I tried to confess to Dr. Callahan again, but she didn’t believe me. She thinks I’m having a breakdown, that the guilt and grief over my mother’s death are causing these delusions. But it’s not a delusion. They’re real. They’re coming for me.


Entry 14: October 26, 2023


They’re in the house now. I can hear them shuffling through the halls at night, scraping their fingers along the walls, whispering my name. They know I’m close to breaking, and they’re just waiting for the right moment.


I saw one of them in the kitchen today. It was standing by the sink, staring at me with those empty eyes. I couldn’t move, couldn’t speak. It pointed at the floor, and when I looked down, I saw blood—my mother’s blood, pooling on the tiles just like it did that night.


I can’t take this anymore. I can’t live like this. If I don’t do something, they’re going to take me.


Entry 15: October 28, 2023


There’s only one way to make this stop. I have to confess to everyone, not just Dr. Callahan. I need to tell the truth—to the police, to the world. Only then will they leave me alone.


I can feel them getting closer. They’re in my room now, surrounding me, their whispers filling the air like a thick fog. They’re waiting for me to make my move, to finally give in and tell the world what I’ve done.


I’m going to the police tomorrow. I’ll tell them everything. I’ll confess, and then maybe…maybe I can find some peace.


Entry 16: October 29, 2023


I went to the police today. I sat in the station for hours, waiting, rehearsing the words in my head. But when the officer came to speak to me, I couldn’t do it. The words wouldn’t come out. My throat felt like it was closing up, and all I could think about were those figures, those faces.

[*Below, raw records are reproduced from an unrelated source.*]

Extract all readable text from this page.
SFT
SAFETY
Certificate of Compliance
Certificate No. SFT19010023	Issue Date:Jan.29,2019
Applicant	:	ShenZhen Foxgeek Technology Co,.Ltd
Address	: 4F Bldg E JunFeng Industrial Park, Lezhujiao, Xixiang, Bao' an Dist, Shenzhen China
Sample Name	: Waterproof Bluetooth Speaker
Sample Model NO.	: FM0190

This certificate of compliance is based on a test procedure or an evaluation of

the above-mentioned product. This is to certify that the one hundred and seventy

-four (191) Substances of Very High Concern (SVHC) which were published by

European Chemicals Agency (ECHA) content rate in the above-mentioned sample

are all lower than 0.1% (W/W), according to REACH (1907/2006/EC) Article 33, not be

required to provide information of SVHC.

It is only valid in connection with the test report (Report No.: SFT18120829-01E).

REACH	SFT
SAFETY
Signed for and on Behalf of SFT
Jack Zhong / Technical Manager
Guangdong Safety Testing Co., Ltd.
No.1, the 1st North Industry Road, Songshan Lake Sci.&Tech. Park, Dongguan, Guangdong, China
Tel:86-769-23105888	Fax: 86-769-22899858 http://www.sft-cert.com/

They don’t want me to confess. Not really. They don’t want me to be free. They want me to suffer.


And I will. Because there’s no escape from this. No amount of confession will erase what I’ve done. The dead won’t let me go. They’ll never let me go.


Entry 17: October 31, 2023


It’s Halloween tonight. Fitting, I suppose, that this is how it ends. The figures are here, all of them, gathered around me as I write this. Their faces are clearer now, their eyes burning with something like hunger.

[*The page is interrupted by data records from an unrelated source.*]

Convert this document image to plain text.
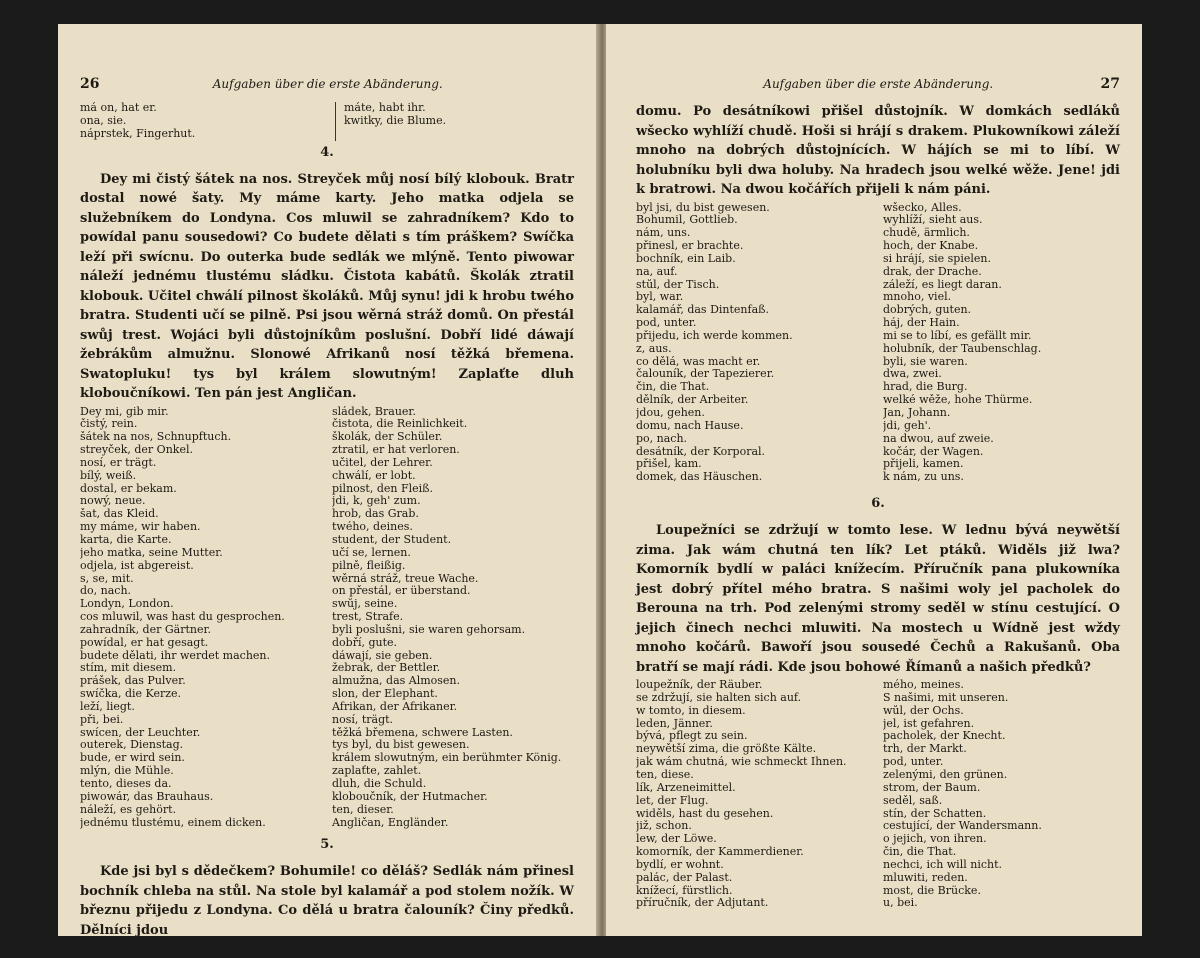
26	Aufgaben über die erste Abänderung.
má on, hat er.
ona, sie.
náprstek, Fingerhut.
máte, habt ihr.
kwitky, die Blume.
4.

Dey mi čistý šátek na nos. Streyček můj nosí bílý klobouk. Bratr dostal nowé šaty. My máme karty. Jeho matka odjela se služebníkem do Londyna. Cos mluwil se zahradníkem? Kdo to powídal panu sousedowi? Co budete dělati s tím práškem? Swíčka leží při swícnu. Do outerka bude sedlák we mlýně. Tento piwowar náleží jednému tlustému sládku. Čistota kabátů. Školák ztratil klobouk. Učitel chwálí pilnost školáků. Můj synu! jdi k hrobu twého bratra. Studenti učí se pilně. Psi jsou wěrná stráž domů. On přestál swůj trest. Wojáci byli důstojníkům poslušní. Dobří lidé dáwají žebrákům almužnu. Slonowé Afrikanů nosí těžká břemena. Swatopluku! tys byl králem slowutným! Zaplaťte dluh kloboučníkowi. Ten pán jest Angličan.

Dey mi, gib mir.
čistý, rein.
šátek na nos, Schnupftuch.
streyček, der Onkel.
nosí, er trägt.
bílý, weiß.
dostal, er bekam.
nowý, neue.
šat, das Kleid.
my máme, wir haben.
karta, die Karte.
jeho matka, seine Mutter.
odjela, ist abgereist.
s, se, mit.
do, nach.
Londyn, London.
cos mluwil, was hast du gesprochen.
zahradník, der Gärtner.
powídal, er hat gesagt.
budete dělati, ihr werdet machen.
stím, mit diesem.
prášek, das Pulver.
swíčka, die Kerze.
leží, liegt.
při, bei.
swícen, der Leuchter.
outerek, Dienstag.
bude, er wird sein.
mlýn, die Mühle.
tento, dieses da.
piwowár, das Brauhaus.
náleží, es gehört.
jednému tlustému, einem dicken.
sládek, Brauer.
čistota, die Reinlichkeit.
školák, der Schüler.
ztratil, er hat verloren.
učitel, der Lehrer.
chwálí, er lobt.
pilnost, den Fleiß.
jdi, k, geh' zum.
hrob, das Grab.
twého, deines.
student, der Student.
učí se, lernen.
pilně, fleißig.
wěrná stráž, treue Wache.
on přestál, er überstand.
swůj, seine.
trest, Strafe.
byli poslušni, sie waren gehorsam.
dobří, gute.
dáwají, sie geben.
žebrak, der Bettler.
almužna, das Almosen.
slon, der Elephant.
Afrikan, der Afrikaner.
nosí, trägt.
těžká břemena, schwere Lasten.
tys byl, du bist gewesen.
králem slowutným, ein berühmter König.
zaplaťte, zahlet.
dluh, die Schuld.
kloboučník, der Hutmacher.
ten, dieser.
Angličan, Engländer.
5.

Kde jsi byl s dědečkem? Bohumile! co děláš? Sedlák nám přinesl bochník chleba na stůl. Na stole byl kalamář a pod stolem nožík. W březnu přijedu z Londyna. Co dělá u bratra čalouník? Činy předků. Dělníci jdou

Aufgaben über die erste Abänderung.	27

domu. Po desátníkowi přišel důstojník. W domkách sedláků wšecko wyhlíží chudě. Hoši si hrájí s drakem. Plukowníkowi záleží mnoho na dobrých důstojnících. W hájích se mi to líbí. W holubníku byli dwa holuby. Na hradech jsou welké wěže. Jene! jdi k bratrowi. Na dwou kočářích přijeli k nám páni.

byl jsi, du bist gewesen.
Bohumil, Gottlieb.
nám, uns.
přinesl, er brachte.
bochník, ein Laib.
na, auf.
stůl, der Tisch.
byl, war.
kalamář, das Dintenfaß.
pod, unter.
přijedu, ich werde kommen.
z, aus.
co dělá, was macht er.
čalouník, der Tapezierer.
čin, die That.
dělník, der Arbeiter.
jdou, gehen.
domu, nach Hause.
po, nach.
desátník, der Korporal.
přišel, kam.
domek, das Häuschen.
wšecko, Alles.
wyhlíží, sieht aus.
chudě, ärmlich.
hoch, der Knabe.
si hrájí, sie spielen.
drak, der Drache.
záleží, es liegt daran.
mnoho, viel.
dobrých, guten.
háj, der Hain.
mi se to líbí, es gefällt mir.
holubník, der Taubenschlag.
byli, sie waren.
dwa, zwei.
hrad, die Burg.
welké wěže, hohe Thürme.
Jan, Johann.
jdi, geh'.
na dwou, auf zweie.
kočár, der Wagen.
přijeli, kamen.
k nám, zu uns.
6.

Loupežníci se zdržují w tomto lese. W lednu bývá neywětší zima. Jak wám chutná ten lík? Let ptáků. Widěls již lwa? Komorník bydlí w paláci knížecím. Příručník pana plukowníka jest dobrý přítel mého bratra. S našimi woly jel pacholek do Berouna na trh. Pod zelenými stromy seděl w stínu cestující. O jejich činech nechci mluwiti. Na mostech u Wídně jest wždy mnoho kočárů. Bawoří jsou sousedé Čechů a Rakušanů. Oba bratří se mají rádi. Kde jsou bohowé Římanů a našich předků?

loupežník, der Räuber.
se zdržují, sie halten sich auf.
w tomto, in diesem.
leden, Jänner.
bývá, pflegt zu sein.
neywětší zima, die größte Kälte.
jak wám chutná, wie schmeckt Ihnen.
ten, diese.
lík, Arzeneimittel.
let, der Flug.
widěls, hast du gesehen.
již, schon.
lew, der Löwe.
komorník, der Kammerdiener.
bydlí, er wohnt.
palác, der Palast.
knížecí, fürstlich.
příručník, der Adjutant.
mého, meines.
S našimi, mit unseren.
wůl, der Ochs.
jel, ist gefahren.
pacholek, der Knecht.
trh, der Markt.
pod, unter.
zelenými, den grünen.
strom, der Baum.
seděl, saß.
stín, der Schatten.
cestující, der Wandersmann.
o jejich, von ihren.
čin, die That.
nechci, ich will nicht.
mluwiti, reden.
most, die Brücke.
u, bei.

The voice is louder than ever. It’s inside my head, clawing at my thoughts, tearing at my sanity. I can’t fight it anymore. I’m too tired. Too broken.


"Confess."


But it doesn’t matter, does it? I’ve confessed. I’ve told the truth. And still, they’re here.


I understand now. This isn’t about punishment. It’s about justice. The kind of justice that can only come from beyond the grave.


I killed my mother. And now, they’ve come to collect.


I’m not going to fight them anymore. I’m ready.


Final Entry: October 31, 2023

They’re here.





John Millner’s body was found in his home on November 1, 2023. He was alone, with no signs of forced entry or struggle. The official cause of death was ruled as a heart attack, though investigators noted that his journal contained disturbing entries leading up to his death.